The pairing of two Greeks, Skordas on soprano and tenor sax, flute and tarogato with Chytiris on drums, came out on July even though it was recorded in 2018-19 in Thessaloniki. Bad period to launch a cd for sure, but many people out there still struggle. I’m not sure if the two have played together before, but Invisible War makes it really clear that their interaction is on the highest level. Having caught Chytiris live, I’m pretty sure that his flexibility as a drummer played a big part on this.

Invisible War consists of seven tracks where the coltraneish dynamics of their duo are mapped by Skordas’ buoyancy on the wind instruments and Chytiris instant ability to adapt. One of the most significant values of the duo is the ability of the two artists to interact, to play on the same level, on the same time and space. Skordas and Chytiris manage to incorporate all this into their playing. It has nothing to with speaking the same language but, more importantly, with communicating in this non verbal language we call music and being open.

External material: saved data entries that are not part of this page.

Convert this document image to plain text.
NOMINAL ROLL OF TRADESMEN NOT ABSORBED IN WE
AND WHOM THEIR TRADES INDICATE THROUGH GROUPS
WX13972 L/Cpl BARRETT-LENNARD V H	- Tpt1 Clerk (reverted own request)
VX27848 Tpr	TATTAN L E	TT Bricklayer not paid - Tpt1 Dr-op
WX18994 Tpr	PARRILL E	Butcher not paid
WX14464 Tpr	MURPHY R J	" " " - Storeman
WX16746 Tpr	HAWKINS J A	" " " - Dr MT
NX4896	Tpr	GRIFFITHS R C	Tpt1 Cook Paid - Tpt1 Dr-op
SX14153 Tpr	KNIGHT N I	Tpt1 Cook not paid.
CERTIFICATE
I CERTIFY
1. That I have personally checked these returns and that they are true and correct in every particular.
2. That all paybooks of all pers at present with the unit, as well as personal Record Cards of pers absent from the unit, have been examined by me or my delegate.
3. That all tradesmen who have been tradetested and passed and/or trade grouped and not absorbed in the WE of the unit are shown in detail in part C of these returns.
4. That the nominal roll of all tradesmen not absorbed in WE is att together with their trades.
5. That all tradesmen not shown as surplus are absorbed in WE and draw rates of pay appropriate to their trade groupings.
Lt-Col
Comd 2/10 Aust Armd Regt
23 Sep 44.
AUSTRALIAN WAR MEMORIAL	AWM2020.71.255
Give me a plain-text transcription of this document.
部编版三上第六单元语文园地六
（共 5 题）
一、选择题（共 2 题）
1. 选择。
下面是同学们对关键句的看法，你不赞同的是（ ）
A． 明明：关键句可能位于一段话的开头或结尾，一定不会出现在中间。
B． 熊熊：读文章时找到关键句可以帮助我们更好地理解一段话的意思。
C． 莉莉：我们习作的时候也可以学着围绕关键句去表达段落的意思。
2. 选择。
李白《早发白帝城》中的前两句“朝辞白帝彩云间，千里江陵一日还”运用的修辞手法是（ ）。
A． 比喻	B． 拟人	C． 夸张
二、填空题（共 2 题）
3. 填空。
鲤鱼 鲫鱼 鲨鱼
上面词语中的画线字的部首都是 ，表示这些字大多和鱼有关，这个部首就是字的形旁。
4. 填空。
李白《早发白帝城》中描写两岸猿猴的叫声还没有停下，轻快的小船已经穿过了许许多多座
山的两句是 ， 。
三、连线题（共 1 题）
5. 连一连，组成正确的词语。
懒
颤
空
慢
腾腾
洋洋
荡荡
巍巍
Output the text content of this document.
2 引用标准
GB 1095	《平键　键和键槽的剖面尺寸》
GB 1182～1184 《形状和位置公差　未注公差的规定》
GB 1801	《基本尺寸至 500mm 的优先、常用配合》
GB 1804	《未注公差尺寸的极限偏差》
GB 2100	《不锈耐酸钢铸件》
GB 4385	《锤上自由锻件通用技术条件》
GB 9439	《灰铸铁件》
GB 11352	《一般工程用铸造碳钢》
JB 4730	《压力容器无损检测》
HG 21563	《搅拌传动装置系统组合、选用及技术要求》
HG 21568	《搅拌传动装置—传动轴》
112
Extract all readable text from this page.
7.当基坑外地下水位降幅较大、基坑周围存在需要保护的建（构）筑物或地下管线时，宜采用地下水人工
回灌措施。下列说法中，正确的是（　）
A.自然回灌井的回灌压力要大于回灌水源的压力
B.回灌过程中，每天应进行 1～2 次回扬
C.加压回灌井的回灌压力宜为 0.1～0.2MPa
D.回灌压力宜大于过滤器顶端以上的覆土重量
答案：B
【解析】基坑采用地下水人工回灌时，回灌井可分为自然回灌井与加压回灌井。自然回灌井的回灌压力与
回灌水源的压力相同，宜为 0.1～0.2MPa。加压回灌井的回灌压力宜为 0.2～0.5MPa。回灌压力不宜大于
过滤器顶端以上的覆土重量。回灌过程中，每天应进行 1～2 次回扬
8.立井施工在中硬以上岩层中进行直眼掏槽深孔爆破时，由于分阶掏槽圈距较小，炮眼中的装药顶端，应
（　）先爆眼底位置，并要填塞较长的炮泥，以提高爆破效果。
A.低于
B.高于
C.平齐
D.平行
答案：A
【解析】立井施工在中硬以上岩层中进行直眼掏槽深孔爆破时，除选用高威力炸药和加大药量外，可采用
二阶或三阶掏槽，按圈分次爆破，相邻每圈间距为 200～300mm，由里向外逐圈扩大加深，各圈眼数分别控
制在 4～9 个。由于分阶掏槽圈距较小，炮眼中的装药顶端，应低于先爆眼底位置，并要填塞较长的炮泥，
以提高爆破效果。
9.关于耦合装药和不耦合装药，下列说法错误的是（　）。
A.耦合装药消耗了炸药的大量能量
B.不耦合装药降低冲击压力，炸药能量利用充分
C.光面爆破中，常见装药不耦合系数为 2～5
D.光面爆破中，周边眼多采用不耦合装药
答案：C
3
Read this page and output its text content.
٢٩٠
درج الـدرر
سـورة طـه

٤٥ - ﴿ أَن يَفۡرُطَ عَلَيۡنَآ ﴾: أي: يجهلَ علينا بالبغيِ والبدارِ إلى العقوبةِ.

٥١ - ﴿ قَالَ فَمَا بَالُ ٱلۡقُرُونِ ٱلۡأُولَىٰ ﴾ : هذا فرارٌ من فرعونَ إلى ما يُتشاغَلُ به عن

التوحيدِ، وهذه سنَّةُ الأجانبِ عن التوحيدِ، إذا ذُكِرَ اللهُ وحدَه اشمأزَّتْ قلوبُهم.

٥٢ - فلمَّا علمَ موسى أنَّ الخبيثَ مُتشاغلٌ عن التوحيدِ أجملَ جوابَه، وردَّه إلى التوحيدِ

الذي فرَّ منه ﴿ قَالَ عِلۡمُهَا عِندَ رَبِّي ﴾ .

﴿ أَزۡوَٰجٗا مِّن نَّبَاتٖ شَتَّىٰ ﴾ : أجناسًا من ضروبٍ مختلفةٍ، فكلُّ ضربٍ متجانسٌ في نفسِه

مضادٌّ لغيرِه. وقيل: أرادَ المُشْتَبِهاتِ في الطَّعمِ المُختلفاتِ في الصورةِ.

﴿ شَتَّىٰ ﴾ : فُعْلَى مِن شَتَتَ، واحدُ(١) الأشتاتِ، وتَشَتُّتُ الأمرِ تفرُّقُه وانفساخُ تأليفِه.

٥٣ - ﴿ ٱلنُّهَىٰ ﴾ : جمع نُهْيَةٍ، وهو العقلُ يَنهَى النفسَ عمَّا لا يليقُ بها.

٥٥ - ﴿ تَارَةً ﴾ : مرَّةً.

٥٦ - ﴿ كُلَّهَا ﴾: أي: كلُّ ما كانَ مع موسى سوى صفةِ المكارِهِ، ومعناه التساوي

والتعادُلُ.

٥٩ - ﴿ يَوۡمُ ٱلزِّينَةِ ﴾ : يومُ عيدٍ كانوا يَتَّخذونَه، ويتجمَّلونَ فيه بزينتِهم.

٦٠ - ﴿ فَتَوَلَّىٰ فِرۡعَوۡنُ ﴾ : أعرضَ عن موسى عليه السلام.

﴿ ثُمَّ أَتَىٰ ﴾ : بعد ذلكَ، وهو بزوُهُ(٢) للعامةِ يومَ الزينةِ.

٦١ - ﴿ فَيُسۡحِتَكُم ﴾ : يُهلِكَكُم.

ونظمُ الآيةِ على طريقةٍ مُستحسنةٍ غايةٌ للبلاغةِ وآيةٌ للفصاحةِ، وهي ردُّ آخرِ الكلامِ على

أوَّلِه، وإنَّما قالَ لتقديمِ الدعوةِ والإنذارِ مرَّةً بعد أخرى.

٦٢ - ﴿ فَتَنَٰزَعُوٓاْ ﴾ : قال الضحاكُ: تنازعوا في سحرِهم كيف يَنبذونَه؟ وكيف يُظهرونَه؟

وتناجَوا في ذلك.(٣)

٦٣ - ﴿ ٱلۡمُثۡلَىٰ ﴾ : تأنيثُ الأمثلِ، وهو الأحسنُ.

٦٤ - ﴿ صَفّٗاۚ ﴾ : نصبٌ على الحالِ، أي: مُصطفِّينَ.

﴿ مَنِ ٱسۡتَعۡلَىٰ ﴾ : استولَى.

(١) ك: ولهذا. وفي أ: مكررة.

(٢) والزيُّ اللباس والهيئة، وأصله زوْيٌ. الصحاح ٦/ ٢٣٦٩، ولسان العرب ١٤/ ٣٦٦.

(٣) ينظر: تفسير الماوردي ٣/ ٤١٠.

Openness has always been a key element in Free Jazz and one that differentiates this (let’s call it) genre from structured musics. Even though Skordas rapidly moves from another wind instrument to another, there’s this basic feeling of togetherness. I could also trace fragments of Greek and Eastern Europe traditional melodies. Sometimes I caught myself wishing that I could get more of that-tradition for most Greeks is always a do not touch affair.

The ritualistic aspect of this recording is something that goes across all the tracks and makes my Balkan roots feel at ease. But, mind you, not in a way that’s soothing for the listener. It is an adventurous feeling of displacement. Of a music belonging to a certain place but travelling everywhere at the same time. A spiritual journey to say the least.



Richard said...

This doesn't seem to be on bandcamp, but I found another album involving Stephanos which sounds good on first listen:


A review is coming up for the Tragelaphus trio...

Richard said...

I'm glad you're covering the Greek scene so well, Fotis. I'm really enjoying the Anastasios Savvopoulos album, especially.